Pressure is known to perturb both the inra- and intermolecular forces, effective between the polypeptide chains. Disrupted intramolecular interactions lead to the unfolding of the protein. This was characterized by several experimental methods1-2, and consistent thermodynamic description of the unfolding caused by either heat or pressure or cold is also available3.
A more sensitive system is the network of intermolecular interactions, which is stabilizing the quaternary structure of oligomers, or acting as driving force of aggregation and gel formation. Intermolecular interactions play also important role in the function of chaperone proteins, which prevent other proteins from irreversible aggregation.4
FTIR spectroscopy is sensitive for intermolecular antiparallel hydrogen bonding that results in the appearance of special infrared bands at the two sides of the amide I region5. These bands (at 1615 and 1685 cm-1) were followed in order to characterize the aggregation of the proteins.
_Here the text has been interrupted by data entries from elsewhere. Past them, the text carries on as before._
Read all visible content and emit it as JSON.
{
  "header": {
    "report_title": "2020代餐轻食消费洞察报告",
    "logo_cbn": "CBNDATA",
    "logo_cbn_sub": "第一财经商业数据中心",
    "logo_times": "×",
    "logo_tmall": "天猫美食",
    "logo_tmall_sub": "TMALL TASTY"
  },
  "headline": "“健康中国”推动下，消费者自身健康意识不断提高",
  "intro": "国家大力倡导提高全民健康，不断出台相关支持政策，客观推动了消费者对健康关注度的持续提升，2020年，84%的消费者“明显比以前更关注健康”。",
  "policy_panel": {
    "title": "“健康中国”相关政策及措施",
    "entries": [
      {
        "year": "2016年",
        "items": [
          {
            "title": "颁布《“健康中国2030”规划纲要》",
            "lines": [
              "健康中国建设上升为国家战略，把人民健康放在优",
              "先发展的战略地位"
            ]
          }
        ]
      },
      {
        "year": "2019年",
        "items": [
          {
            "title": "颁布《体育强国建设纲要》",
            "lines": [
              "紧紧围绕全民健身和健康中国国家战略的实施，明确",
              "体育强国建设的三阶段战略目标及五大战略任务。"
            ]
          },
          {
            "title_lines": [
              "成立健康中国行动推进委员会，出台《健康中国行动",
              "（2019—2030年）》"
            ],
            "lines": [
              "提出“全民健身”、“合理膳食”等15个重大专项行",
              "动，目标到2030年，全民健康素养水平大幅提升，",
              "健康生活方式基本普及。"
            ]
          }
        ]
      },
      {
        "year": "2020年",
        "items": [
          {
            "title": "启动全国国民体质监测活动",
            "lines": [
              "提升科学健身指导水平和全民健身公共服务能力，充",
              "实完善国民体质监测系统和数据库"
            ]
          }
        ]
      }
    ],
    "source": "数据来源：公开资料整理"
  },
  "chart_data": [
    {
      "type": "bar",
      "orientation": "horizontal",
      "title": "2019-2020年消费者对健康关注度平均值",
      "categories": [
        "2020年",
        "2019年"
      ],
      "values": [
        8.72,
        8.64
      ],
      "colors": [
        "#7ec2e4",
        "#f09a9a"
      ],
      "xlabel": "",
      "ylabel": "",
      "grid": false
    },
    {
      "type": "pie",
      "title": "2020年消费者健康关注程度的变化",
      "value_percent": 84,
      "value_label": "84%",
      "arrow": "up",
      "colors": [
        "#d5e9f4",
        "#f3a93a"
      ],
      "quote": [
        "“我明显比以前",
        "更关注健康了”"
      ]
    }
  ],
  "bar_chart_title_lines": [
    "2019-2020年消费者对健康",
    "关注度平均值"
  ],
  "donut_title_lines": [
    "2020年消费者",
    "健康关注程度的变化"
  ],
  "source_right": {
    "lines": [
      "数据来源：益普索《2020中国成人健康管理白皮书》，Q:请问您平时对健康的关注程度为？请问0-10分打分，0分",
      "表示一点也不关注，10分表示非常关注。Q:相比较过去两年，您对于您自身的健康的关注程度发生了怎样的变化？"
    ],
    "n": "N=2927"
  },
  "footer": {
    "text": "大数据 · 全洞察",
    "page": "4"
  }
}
We investigated several proteins including myoglobin, lipoxygenase, horseradish peroxidase, and ?-crystallin. This later protein is also known to have chaperoning effect. In all the cases pressure was found to destabilize the aggregates formed either spontaneously, or after temperature denaturation. It was also observed, that pressure unfolding does not cause intermolecular beta sheet type aggregates, but the pressure denatured protein is more aggregation prone after releasing the pressure. These aggregates were also pressure sensitive.
The ?-crystallin is special in the sense that its native form is already a big oligomer. Our experiments led to the conclusion, that pressure acting on these oligomers is able to affect the chaperoning ability of the protein as well. This underlines the importance of the pressure studies on the field of the molecular mechanism of the chaperoning effect.
1 Hayashi, R.; Balny, C.; High Pressure Bioscience and Biotechnology, ed.; Elsevier Science Publishers, Amsterdam, 1996.
2 Heremans, K.; Smeller, L. Biochim. Biophys. Acta (1998), 1386, 353-370.
3 S.A. Hawley, Reversible pressure-temperature denaturation of chymotrypsinogen, Biochemistry (1971) 10 2436.
4 Smeller, L.; Heremans, K. Biochemistry (1999) 38, 3816.
5 Ismail, A.A., Mantsch, H.H. and P.T.TWong. (1992) Biochim. Biophys. Acta 1121: 183.